Видя, что я несколько расстроен таким заявлением, Дворецкий пояснил:
— С Василием Фёдоровичем я был связан долгом. Он спас мне жизнь в своё время и взял к себе на службу, позволив укрыться от моих врагов. Теперь же мой долг уплачен сполна. Я бы с удовольствием остался, но теперь мне надо… Закрыть некоторые другие дела.
— Жаль, очень жаль. Но если вы так решили, не буду препятствовать.
— Благодарю, — он снова поклонился.
— Дядя поручил мне выдать вам некоторую сумму, если вы соберётесь в отставку.
— Не надо, — он вскинул ладонь, — не утруждайте себя. Для моих целей хватит сбережений, что я собрал за эти годы. Тем более дела в поместье идут не слишком хорошо и средства вам понадобятся.
— И всё же я бы хотел исполнить волю дяди.
— Нет, прошу вас, не стоит.
— Давайте сделаем так. Будем считать, что ваши деньги у меня на хранении. Будет нужда — заберёте в любой момент.
Дворецкий кивнул и согласился. Я посмотрел ему в глаза и заметил там насмешливые искорки. И тут же у меня щёлкнуло — а не соглядатай ли Франц Карлович? Если его приставили следить за ссыльным дядей, всё становится на свои места. Василий Фёдорович умер, служба закончена, вот он и уезжает. Похоже на правду? Или это моя паранойя разыгралась? На всякий случай надо запомнить, если судьба вновь сведёт меня с Францем Карловичем.
На тринадцатую ночь Талант захотел меня убить. Ровно в полночь часы на первом этаже гулко ударили двенадцать раз, а мне в сердце вонзились иглы боли. Ни вдохнуть, ни выдохнуть, ни пошевелиться. Невидимое нечто грызло меня изнутри, и я понял — до рассвета мне не дожить.
Спасла меня Танька. Орка проскользнула в комнату как тень, метнулась через комнату и села рядом со мной.
— Константин Платонович, вам плохо?
— Ы-ы-ы…
Я даже слова сказать не мог, так меня скрутило.
— Ой, мамочки!
Она наклонилась, вглядываясь мне в глаза. В темноте её радужка мерцала голубоватым светом, а зрачки превратились в вертикальные щёлочки.
— Сейчас я вам помогу.
Танька убежала, оставив меня скрипеть зубами. Несколько минут, что её не было, показались мне вечностью.
— Потерпите, Константин Платонович.
Орка вернулась с бутылкой в руках. Выдернула пробку и плеснула тёмной жидкостью на платок. В нос ударил терпкий запах травяной настойки. Такой ядрёный, что даже в голове прояснилось.

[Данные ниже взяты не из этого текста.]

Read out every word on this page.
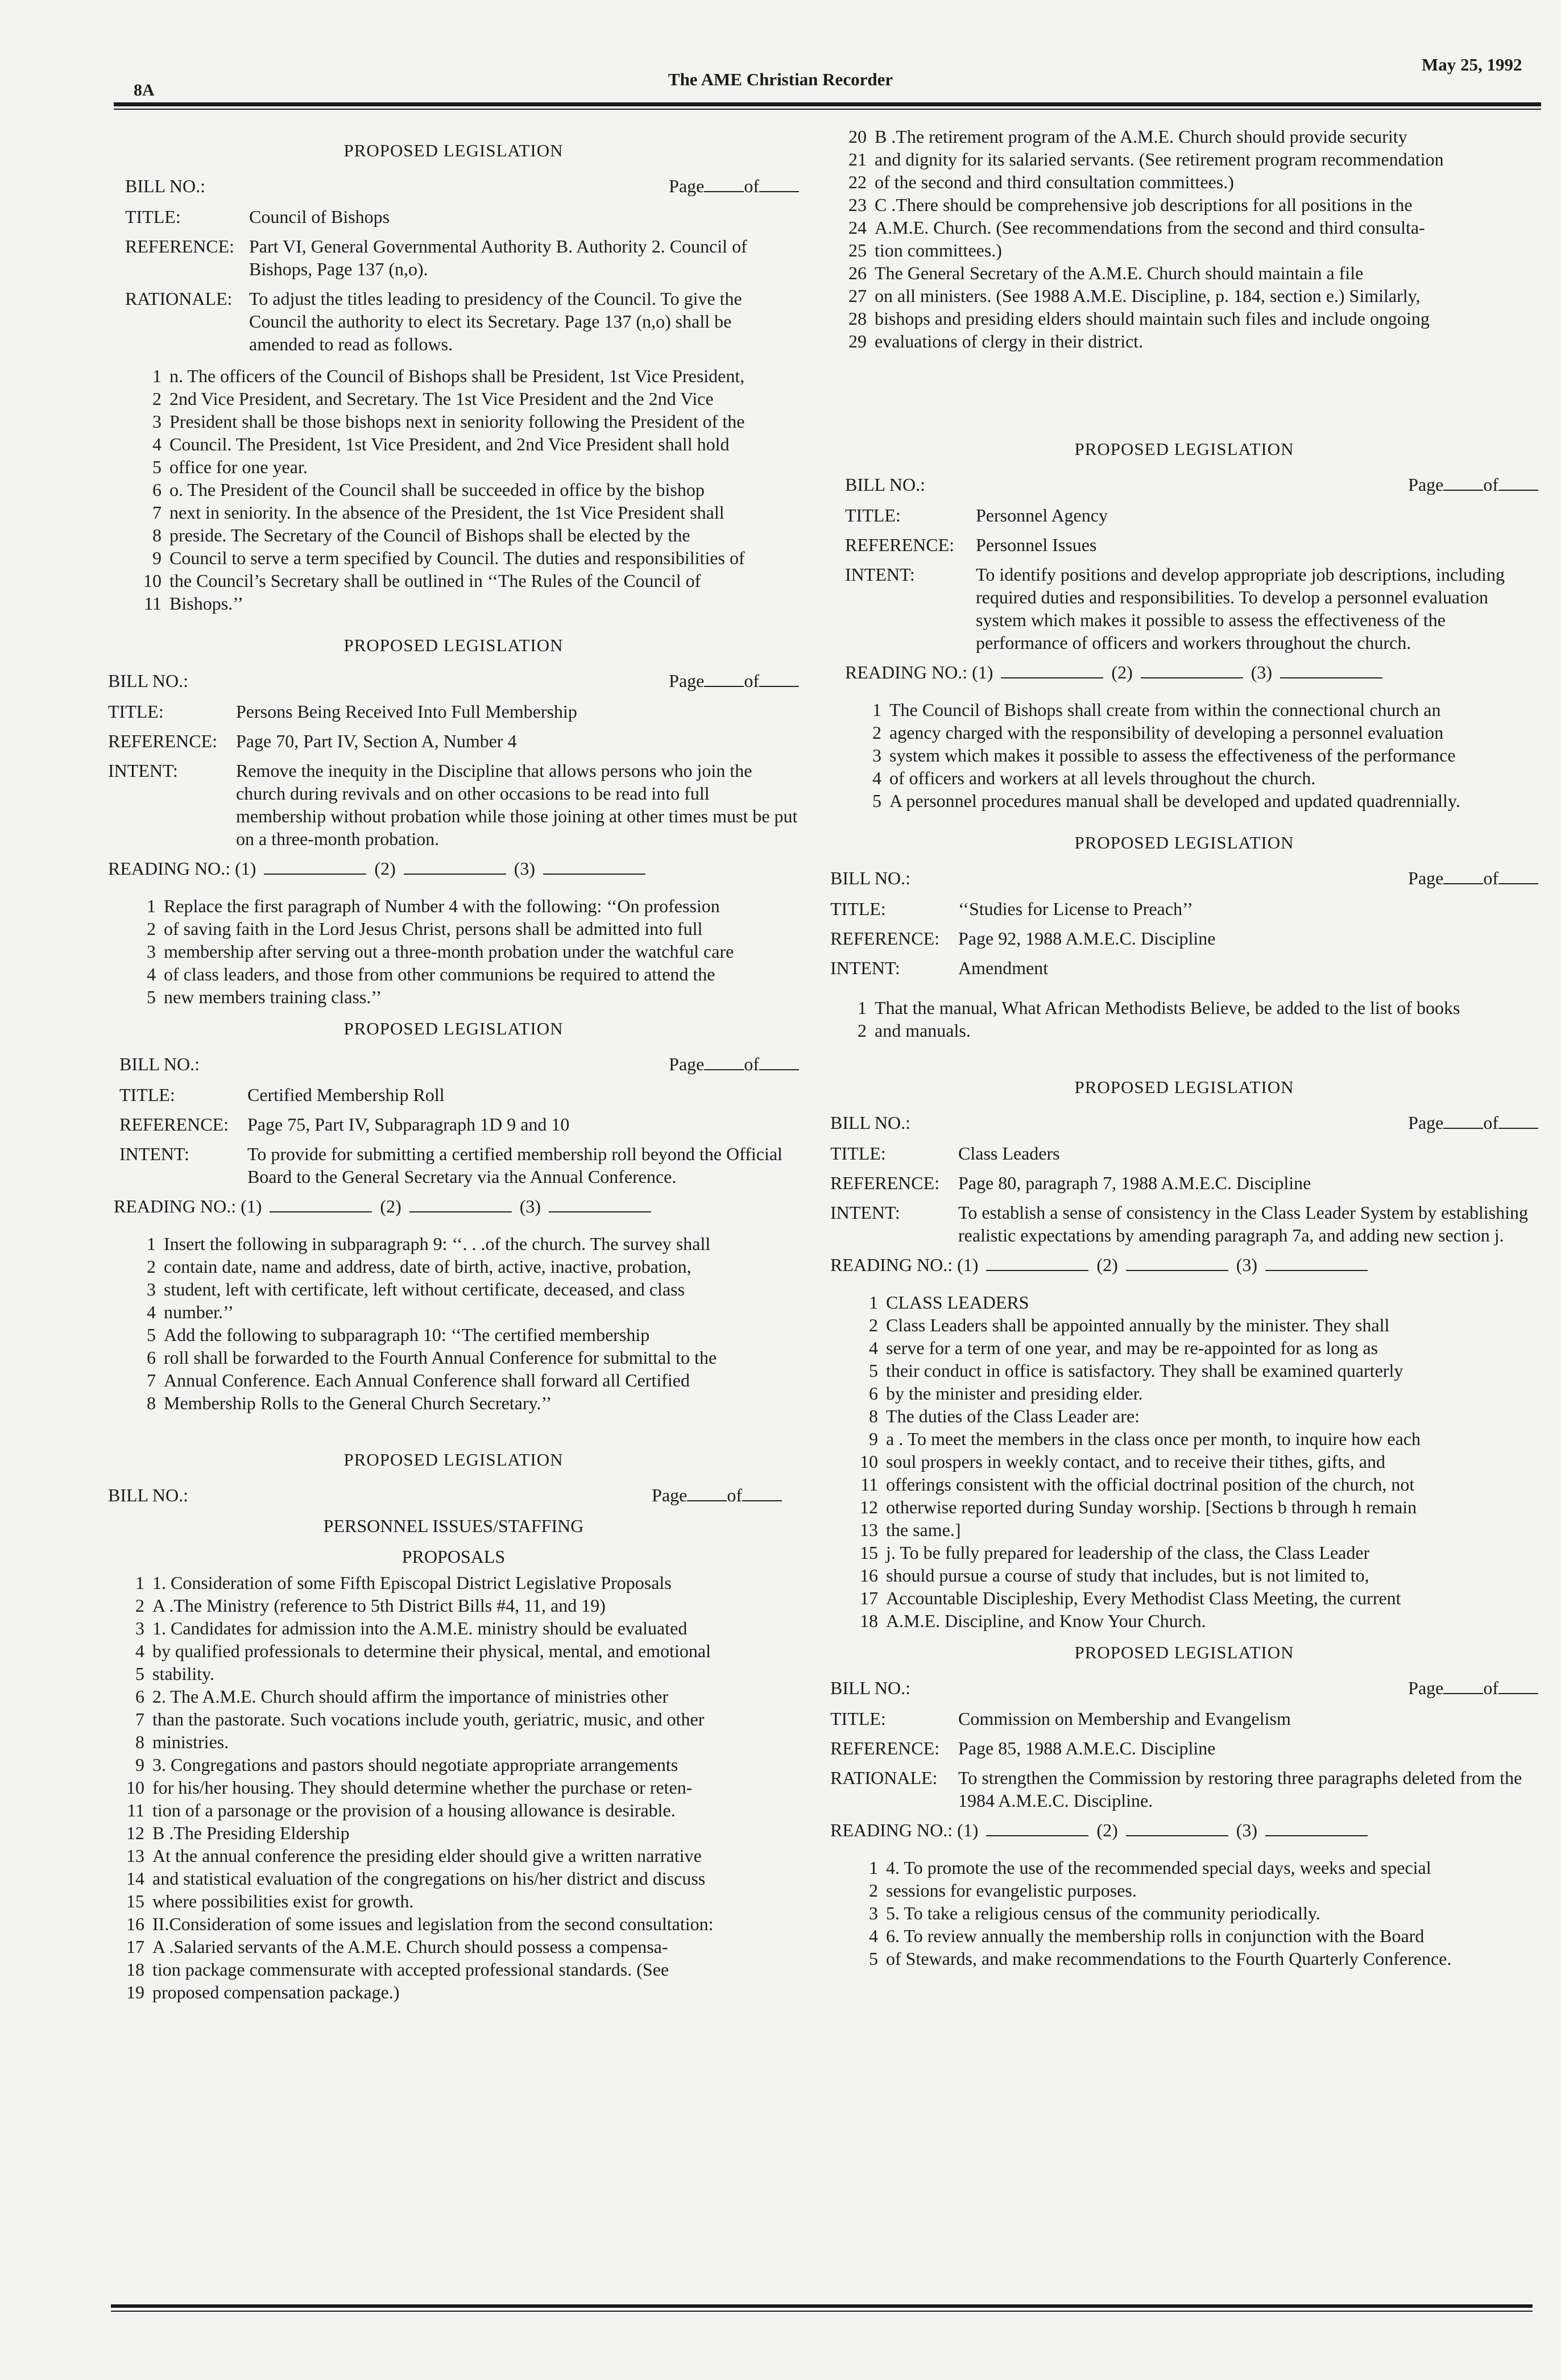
8A
The AME Christian Recorder
May 25, 1992
PROPOSED LEGISLATION
BILL NO.:	Page of
TITLE:	Council of Bishops
REFERENCE: Part VI, General Governmental Authority B. Authority 2. Council of Bishops, Page 137 (n,o).
RATIONALE: To adjust the titles leading to presidency of the Council. To give the Council the authority to elect its Secretary. Page 137 (n,o) shall be amended to read as follows.
1 n. The officers of the Council of Bishops shall be President, 1st Vice President,
2 2nd Vice President, and Secretary. The 1st Vice President and the 2nd Vice
3 President shall be those bishops next in seniority following the President of the
4 Council. The President, 1st Vice President, and 2nd Vice President shall hold
5 office for one year.
6 o. The President of the Council shall be succeeded in office by the bishop
7 next in seniority. In the absence of the President, the 1st Vice President shall
8 preside. The Secretary of the Council of Bishops shall be elected by the
9 Council to serve a term specified by Council. The duties and responsibilities of
10 the Council’s Secretary shall be outlined in ‘‘The Rules of the Council of
11 Bishops.’’
PROPOSED LEGISLATION
BILL NO.:	Page of
TITLE:	Persons Being Received Into Full Membership
REFERENCE:	Page 70, Part IV, Section A, Number 4
INTENT:	Remove the inequity in the Discipline that allows persons who join the church during revivals and on other occasions to be read into full membership without probation while those joining at other times must be put on a three-month probation.
READING NO.: (1)	(2)	(3)
1 Replace the first paragraph of Number 4 with the following: ‘‘On profession
2 of saving faith in the Lord Jesus Christ, persons shall be admitted into full
3 membership after serving out a three-month probation under the watchful care
4 of class leaders, and those from other communions be required to attend the
5 new members training class.’’
PROPOSED LEGISLATION
BILL NO.:	Page of
TITLE:	Certified Membership Roll
REFERENCE:	Page 75, Part IV, Subparagraph 1D 9 and 10
INTENT:	To provide for submitting a certified membership roll beyond the Official Board to the General Secretary via the Annual Conference.
READING NO.: (1)	(2)	(3)
1 Insert the following in subparagraph 9: ‘‘. . .of the church. The survey shall
2 contain date, name and address, date of birth, active, inactive, probation,
3 student, left with certificate, left without certificate, deceased, and class
4 number.’’
5 Add the following to subparagraph 10: ‘‘The certified membership
6 roll shall be forwarded to the Fourth Annual Conference for submittal to the
7 Annual Conference. Each Annual Conference shall forward all Certified
8 Membership Rolls to the General Church Secretary.’’
PROPOSED LEGISLATION
BILL NO.:	Page of
PERSONNEL ISSUES/STAFFING
PROPOSALS
1 1. Consideration of some Fifth Episcopal District Legislative Proposals
2 A .The Ministry (reference to 5th District Bills #4, 11, and 19)
3 1. Candidates for admission into the A.M.E. ministry should be evaluated
4 by qualified professionals to determine their physical, mental, and emotional
5 stability.
6 2. The A.M.E. Church should affirm the importance of ministries other
7 than the pastorate. Such vocations include youth, geriatric, music, and other
8 ministries.
9 3. Congregations and pastors should negotiate appropriate arrangements
10 for his/her housing. They should determine whether the purchase or reten-
11 tion of a parsonage or the provision of a housing allowance is desirable.
12 B .The Presiding Eldership
13 At the annual conference the presiding elder should give a written narrative
14 and statistical evaluation of the congregations on his/her district and discuss
15 where possibilities exist for growth.
16 II.Consideration of some issues and legislation from the second consultation:
17 A .Salaried servants of the A.M.E. Church should possess a compensa-
18 tion package commensurate with accepted professional standards. (See
19 proposed compensation package.)
20 B .The retirement program of the A.M.E. Church should provide security
21 and dignity for its salaried servants. (See retirement program recommendation
22 of the second and third consultation committees.)
23 C .There should be comprehensive job descriptions for all positions in the
24 A.M.E. Church. (See recommendations from the second and third consulta-
25 tion committees.)
26 The General Secretary of the A.M.E. Church should maintain a file
27 on all ministers. (See 1988 A.M.E. Discipline, p. 184, section e.) Similarly,
28 bishops and presiding elders should maintain such files and include ongoing
29 evaluations of clergy in their district.
PROPOSED LEGISLATION
BILL NO.:	Page of
TITLE:	Personnel Agency
REFERENCE:	Personnel Issues
INTENT:	To identify positions and develop appropriate job descriptions, including required duties and responsibilities. To develop a personnel evaluation system which makes it possible to assess the effectiveness of the performance of officers and workers throughout the church.
READING NO.: (1)	(2)	(3)
1 The Council of Bishops shall create from within the connectional church an
2 agency charged with the responsibility of developing a personnel evaluation
3 system which makes it possible to assess the effectiveness of the performance
4 of officers and workers at all levels throughout the church.
5 A personnel procedures manual shall be developed and updated quadrennially.
PROPOSED LEGISLATION
BILL NO.:	Page of
TITLE:	‘‘Studies for License to Preach’’
REFERENCE:	Page 92, 1988 A.M.E.C. Discipline
INTENT:	Amendment
1 That the manual, What African Methodists Believe, be added to the list of books
2 and manuals.
PROPOSED LEGISLATION
BILL NO.:	Page of
TITLE:	Class Leaders
REFERENCE:	Page 80, paragraph 7, 1988 A.M.E.C. Discipline
INTENT:	To establish a sense of consistency in the Class Leader System by establishing realistic expectations by amending paragraph 7a, and adding new section j.
READING NO.: (1)	(2)	(3)
1 CLASS LEADERS
2 Class Leaders shall be appointed annually by the minister. They shall
4 serve for a term of one year, and may be re-appointed for as long as
5 their conduct in office is satisfactory. They shall be examined quarterly
6 by the minister and presiding elder.
8 The duties of the Class Leader are:
9 a . To meet the members in the class once per month, to inquire how each
10 soul prospers in weekly contact, and to receive their tithes, gifts, and
11 offerings consistent with the official doctrinal position of the church, not
12 otherwise reported during Sunday worship. [Sections b through h remain
13 the same.]
15 j. To be fully prepared for leadership of the class, the Class Leader
16 should pursue a course of study that includes, but is not limited to,
17 Accountable Discipleship, Every Methodist Class Meeting, the current
18 A.M.E. Discipline, and Know Your Church.
PROPOSED LEGISLATION
BILL NO.:	Page of
TITLE:	Commission on Membership and Evangelism
REFERENCE:	Page 85, 1988 A.M.E.C. Discipline
RATIONALE:	To strengthen the Commission by restoring three paragraphs deleted from the 1984 A.M.E.C. Discipline.
READING NO.: (1)	(2)	(3)
1 4. To promote the use of the recommended special days, weeks and special
2 sessions for evangelistic purposes.
3 5. To take a religious census of the community periodically.
4 6. To review annually the membership rolls in conjunction with the Board
5 of Stewards, and make recommendations to the Fourth Quarterly Conference.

— Тшш! Тихо, тихо, враз легче станет.
Платком, смоченным настойкой, орка протёрла мне лицо, спустилась на шею, проводя по коже, будто по драгоценной вазе.
— Тшш!
На секунду отложив платок, Танька разорвала на мне рубашку и принялась протирать настоем тело.
— Теперича поможет, потерпите ещё чуток.
Влажный след на коже холодил, как снег. Я даже начал замерзать, покрываясь гусиной кожей. Но боль и правда отступила, позволив спокойно дышать.
— Таня, что ты делаешь?
Орка встала и выскользнула из сарафана, как змея из старой кожи.
— Вы замёрзли, Константин Платонович, я вас согрею.
Она скинула рубашку и, обнажённая, улеглась рядом со мной. Накрыла нас одеялом и прижалась всем телом, закинув длинную ногу мне на живот. Возражать сил не было — её тепло убаюкивало, боль отступила, и я неожиданно провалился в сон.
Проснулся я в одиночестве. Встал, подошёл к умывальнику и плеснул в лицо водой. Ёшки-матрёшки, кто это? Я? На меня из зеркала смотрело осунувшееся лицо. Щёки ввалились, тёмные круги под глазами, кожа приобрела еле заметный зеленоватый оттенок. Бррр! Жуть какая. Ещё пару таких ночей, и меня будет пора укладывать рядом с дядей.
Есть не хотелось, но я заставил себя одеться и спуститься в столовую. Уже на лестнице я вдруг понял: а ведь во мне однозначно течёт оркская кровь. Обычно её незаметно, а сейчас черты обострились и стали явными. Да уж, понятно, почему мне так нравится Танька — зов крови, однако.